Вадим в ответ вздохнул, поморщился.

- Эй, нашел о чем сокрушаться! Пусть они о тебе думают. Поверь мне, мальчик мой, ты этого вполне засуживаешь. Да и потом, ведь ты отдыхать приехал! Ну, вот что: завтра прилетает Вахтанг, и вы отправляетесь в Абхазию. А? Это ведь море! А где море, мальчик мой, там и девушки. Ну-ну, не морщи лоб, это портит твое лицо. Только будьте там осторожны. Это ведь море...

- Ты что имеешь в виду, тетя?

- Эй, не хитри, ты не такой наивный, каким хочешь казаться! Что, по-твоему, может иметь в виду тетя, посылающая на пляжи Абхазии отдохнуть и подышать морским воздухом двух взрослых сыновей? - Она перевела дух и добавила с улыбкой: - Двух таких красивых мужчин!

- Да, тетя, но мы ведь знаем, как себя вести.

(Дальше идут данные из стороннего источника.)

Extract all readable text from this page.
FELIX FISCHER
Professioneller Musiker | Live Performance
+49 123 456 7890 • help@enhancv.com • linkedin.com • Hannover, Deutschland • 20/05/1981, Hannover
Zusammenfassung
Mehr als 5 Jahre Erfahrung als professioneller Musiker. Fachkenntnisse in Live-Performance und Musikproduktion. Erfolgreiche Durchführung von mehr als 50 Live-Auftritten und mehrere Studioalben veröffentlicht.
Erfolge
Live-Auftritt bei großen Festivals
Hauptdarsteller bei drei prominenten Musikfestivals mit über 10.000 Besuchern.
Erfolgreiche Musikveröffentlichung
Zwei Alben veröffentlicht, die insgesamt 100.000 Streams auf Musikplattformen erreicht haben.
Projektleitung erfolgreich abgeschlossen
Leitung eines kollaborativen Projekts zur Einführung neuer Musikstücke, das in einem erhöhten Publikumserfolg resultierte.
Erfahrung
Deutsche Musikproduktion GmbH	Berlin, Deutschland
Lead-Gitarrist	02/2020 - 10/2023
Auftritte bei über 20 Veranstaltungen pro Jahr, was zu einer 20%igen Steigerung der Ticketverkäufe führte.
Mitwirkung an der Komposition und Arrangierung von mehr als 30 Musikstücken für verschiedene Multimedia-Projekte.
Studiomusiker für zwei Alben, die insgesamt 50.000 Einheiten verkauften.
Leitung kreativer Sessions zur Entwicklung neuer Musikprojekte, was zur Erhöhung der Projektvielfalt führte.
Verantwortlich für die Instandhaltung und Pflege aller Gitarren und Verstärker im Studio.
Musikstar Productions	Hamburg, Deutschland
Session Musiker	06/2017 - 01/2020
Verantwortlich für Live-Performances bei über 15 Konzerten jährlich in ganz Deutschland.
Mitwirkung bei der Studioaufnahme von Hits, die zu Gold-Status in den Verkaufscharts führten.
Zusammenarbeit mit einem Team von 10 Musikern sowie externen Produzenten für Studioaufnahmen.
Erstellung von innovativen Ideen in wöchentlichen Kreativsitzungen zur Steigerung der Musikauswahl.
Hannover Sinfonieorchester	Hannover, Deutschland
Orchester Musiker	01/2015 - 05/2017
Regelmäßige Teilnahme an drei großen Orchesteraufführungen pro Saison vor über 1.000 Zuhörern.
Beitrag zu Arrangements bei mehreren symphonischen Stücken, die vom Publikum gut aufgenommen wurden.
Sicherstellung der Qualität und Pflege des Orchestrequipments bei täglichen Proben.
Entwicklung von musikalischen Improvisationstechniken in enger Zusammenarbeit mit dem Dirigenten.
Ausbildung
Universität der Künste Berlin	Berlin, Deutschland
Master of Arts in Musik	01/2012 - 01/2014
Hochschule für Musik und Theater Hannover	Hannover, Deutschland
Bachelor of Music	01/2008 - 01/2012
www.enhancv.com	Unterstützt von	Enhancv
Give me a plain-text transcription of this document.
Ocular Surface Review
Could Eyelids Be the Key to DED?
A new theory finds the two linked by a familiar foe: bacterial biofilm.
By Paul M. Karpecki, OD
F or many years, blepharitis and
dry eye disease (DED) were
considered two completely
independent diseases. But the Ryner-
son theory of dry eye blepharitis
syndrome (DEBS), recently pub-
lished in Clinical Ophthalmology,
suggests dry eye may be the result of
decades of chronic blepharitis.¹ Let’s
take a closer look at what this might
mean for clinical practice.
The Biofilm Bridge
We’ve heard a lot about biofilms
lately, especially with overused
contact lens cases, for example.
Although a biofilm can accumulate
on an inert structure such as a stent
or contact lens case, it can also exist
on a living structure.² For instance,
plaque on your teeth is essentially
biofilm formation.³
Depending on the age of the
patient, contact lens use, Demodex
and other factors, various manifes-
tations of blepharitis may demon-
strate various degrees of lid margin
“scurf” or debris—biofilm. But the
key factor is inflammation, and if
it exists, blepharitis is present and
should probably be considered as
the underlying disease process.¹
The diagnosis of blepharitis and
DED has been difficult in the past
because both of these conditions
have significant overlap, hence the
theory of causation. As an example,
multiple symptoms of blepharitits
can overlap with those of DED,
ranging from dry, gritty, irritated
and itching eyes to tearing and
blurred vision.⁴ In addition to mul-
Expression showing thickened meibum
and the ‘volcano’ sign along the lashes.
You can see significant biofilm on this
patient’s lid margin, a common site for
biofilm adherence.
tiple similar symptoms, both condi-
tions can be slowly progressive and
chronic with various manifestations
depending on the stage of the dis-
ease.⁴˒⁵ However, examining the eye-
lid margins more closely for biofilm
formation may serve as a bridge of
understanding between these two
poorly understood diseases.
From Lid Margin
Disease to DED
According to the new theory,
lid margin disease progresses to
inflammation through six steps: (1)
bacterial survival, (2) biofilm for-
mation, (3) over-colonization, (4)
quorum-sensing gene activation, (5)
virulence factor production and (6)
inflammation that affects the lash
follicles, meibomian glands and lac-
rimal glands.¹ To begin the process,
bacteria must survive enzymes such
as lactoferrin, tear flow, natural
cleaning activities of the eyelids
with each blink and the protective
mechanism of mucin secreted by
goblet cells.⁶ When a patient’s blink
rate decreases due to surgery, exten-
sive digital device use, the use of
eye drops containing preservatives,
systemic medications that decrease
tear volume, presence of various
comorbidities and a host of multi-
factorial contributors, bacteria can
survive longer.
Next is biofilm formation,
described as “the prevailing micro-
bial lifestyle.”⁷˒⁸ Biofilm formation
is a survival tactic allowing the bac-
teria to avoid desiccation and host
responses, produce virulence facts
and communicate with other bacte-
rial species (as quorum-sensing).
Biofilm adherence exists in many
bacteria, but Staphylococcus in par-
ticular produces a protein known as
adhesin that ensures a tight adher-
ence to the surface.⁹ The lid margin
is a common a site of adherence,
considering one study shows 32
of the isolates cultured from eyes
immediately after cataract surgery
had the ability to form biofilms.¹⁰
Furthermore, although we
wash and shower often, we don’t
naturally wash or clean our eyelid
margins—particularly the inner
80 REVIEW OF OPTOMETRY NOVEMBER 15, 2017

- Знаете? - Она сделала серьезное лицо. - Нет, мальчик мой, если перед тобой женщина, то даже самый отчаянный гусар не знает порой, как вести, и теряет голову, как последний мальчишка. Не знаю, возможно, женщины сейчас стали не те, что были раньше. Да и мужчины тоже. Хотя, может, так оно и лучше. - Она вздохнула, дернула ослепительно черными бровями южанки. - Знаете! Много вы знаете! - И сделала жест рукой.

Они рассмеялись.

А чуть погодя Вадим попросил тетю рассказать о Пантеоне, где она бывала почти каждый день, поднимаясь на Мтацминду на стареньком скрипучем фуникулере с очередной группой туристов, которые с удовольствием слушали ее рассказ, всякий раз дополняемый очень неожиданными деталями; это было немного похоже на лекции профессора, которые почти невозможно было записать, но голос, голос тети был неповторим: низкий и мягкий, немного дрожащий, с легким грузинским акцентом, действовал на него удивительно успокаивающе. Вот потому-то и просил он ее почти каждый день рассказывать о старом городе, о грузинских царях, о войнах, о чудачествах Нико Пиросмани, о реставрационных работах. Было похоже, что и тете, всю свою жизнь проработавшей в экскурсионном бюро, тоже нравились эти долгие сидения за вечерним чаем на мансарде, окна которой были затенены плющом и виноградом.

Да, поскорее бы прилетал Вахтанг, слушая очередной рассказ тети, подумал он в один из таких вечеров.

Вадим поднял валявшуюся на полу трубку, бросил на стол и подумал, что надо вставать. Да, надо вставать и браться за дело.

Умывшись, тщательно выбрившись и приведя себя порядок, он перелистал начало курсовой работы, потом не спеша тонко очинил красный карандаш, предназначенный для подчеркивания особо важных мест, и сел за стол. Работа всегда увлекала его, радовала, как может радовать работа, в которой кое-что смыслишь и которую делаешь не без удовольствия, успокаивала.

Может, он и не лукавит, этот старый седой лис, говоря, что видит во мне талантливого исследователя, что для науки это уже немало, думал Вадим о профессоре. Теперь, не спеша очиняя карандаш над белым листом бумаги, выдернутым из стопки, он вспомнил почему-то профессора, а вернее, недавний разговор с ним.

- Карицын! - окликнул он Вадима на лестнице. - Карицын, голубчик, постойте. Я хотел с вами поговорить.